As an additional benefit, running from within the bosh deployment also reduces
network latency, which can significantly speed up execution time.

## Performance

Performance for a trial against a deployment seeded with 10,000 apps (NOT app
instances), when run on a bosh instance (jammy stemcell), using the procedure
described above:
- Execution time: ~40 minutes
- Memory consumption: ~110M
- CPU consumption: ~1.4% of 2.20GHz CPU
- Output file size: ~8.7M

## Development

For testing (or running, I suppose) on Python 3.5 via the included Dockerfile (requires Docker):

1. Navigate to the `buildpack-data-collector` directory
1. Get a Linux CF CLI in the directory.

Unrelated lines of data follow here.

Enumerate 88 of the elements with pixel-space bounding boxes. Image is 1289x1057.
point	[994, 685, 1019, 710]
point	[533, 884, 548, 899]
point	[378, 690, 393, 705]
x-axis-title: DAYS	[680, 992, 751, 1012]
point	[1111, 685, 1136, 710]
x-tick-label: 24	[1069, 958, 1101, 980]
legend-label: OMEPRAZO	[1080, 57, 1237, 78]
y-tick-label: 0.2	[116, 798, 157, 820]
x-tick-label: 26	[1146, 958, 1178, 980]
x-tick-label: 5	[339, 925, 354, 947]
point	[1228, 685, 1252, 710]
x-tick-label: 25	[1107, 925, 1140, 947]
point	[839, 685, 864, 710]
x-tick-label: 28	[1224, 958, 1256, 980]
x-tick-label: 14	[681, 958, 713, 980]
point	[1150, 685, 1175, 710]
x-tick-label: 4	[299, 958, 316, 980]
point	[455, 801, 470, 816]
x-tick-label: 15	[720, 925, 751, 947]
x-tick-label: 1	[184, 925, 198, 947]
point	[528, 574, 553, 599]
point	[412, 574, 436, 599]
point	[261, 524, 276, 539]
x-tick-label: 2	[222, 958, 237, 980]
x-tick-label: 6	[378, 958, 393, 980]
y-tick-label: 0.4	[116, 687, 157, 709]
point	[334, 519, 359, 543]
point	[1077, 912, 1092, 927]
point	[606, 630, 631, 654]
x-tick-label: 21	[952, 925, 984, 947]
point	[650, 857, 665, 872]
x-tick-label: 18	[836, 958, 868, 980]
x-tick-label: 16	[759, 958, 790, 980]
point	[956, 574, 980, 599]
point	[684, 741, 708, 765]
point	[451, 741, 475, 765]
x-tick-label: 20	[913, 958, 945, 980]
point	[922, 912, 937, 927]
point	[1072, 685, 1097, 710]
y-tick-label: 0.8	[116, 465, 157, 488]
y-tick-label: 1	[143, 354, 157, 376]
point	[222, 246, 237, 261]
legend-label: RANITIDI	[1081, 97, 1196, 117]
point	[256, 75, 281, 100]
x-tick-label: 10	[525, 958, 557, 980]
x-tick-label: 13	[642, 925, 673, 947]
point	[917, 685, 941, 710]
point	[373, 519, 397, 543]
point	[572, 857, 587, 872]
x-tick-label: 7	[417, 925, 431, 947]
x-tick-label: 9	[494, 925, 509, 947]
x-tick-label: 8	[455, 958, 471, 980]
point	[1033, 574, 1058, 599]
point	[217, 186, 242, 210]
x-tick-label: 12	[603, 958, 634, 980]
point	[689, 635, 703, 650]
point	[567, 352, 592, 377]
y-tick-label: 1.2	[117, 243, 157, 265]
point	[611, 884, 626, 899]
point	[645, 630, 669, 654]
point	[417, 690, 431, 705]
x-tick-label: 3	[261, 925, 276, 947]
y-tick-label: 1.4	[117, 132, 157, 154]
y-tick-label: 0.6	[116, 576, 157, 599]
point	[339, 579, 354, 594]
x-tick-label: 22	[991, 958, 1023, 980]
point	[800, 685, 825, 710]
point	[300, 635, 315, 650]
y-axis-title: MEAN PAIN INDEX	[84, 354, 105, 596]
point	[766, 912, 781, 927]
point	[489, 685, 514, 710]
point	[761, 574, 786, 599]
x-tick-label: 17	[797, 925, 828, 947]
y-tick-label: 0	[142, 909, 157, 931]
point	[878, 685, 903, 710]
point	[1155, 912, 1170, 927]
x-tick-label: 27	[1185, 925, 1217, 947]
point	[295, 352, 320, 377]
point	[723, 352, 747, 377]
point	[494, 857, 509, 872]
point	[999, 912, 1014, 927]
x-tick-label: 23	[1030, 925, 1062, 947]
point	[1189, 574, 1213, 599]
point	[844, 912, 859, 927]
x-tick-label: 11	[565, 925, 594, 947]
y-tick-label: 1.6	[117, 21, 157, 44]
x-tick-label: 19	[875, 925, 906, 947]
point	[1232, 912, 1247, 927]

For example:
```
$ wget https://packages.cloudfoundry.org/stable\?release\=linux64-binary\&version\=8.5.0\&source\=github-rel -O cf.tgz
...
$ tar -xf cf.tgz
...
$ mv cf8 cf
...
```
1. `docker build -t buildpack-data-collector`
1. `docker run --env "CF_API=" --env "CF_USER=admin" --env "CF_PASSWORD=" buildpack-data-collector`

The Dockerfile is based on Ubuntu Xenial, which should be similar to the Xenial stemcell.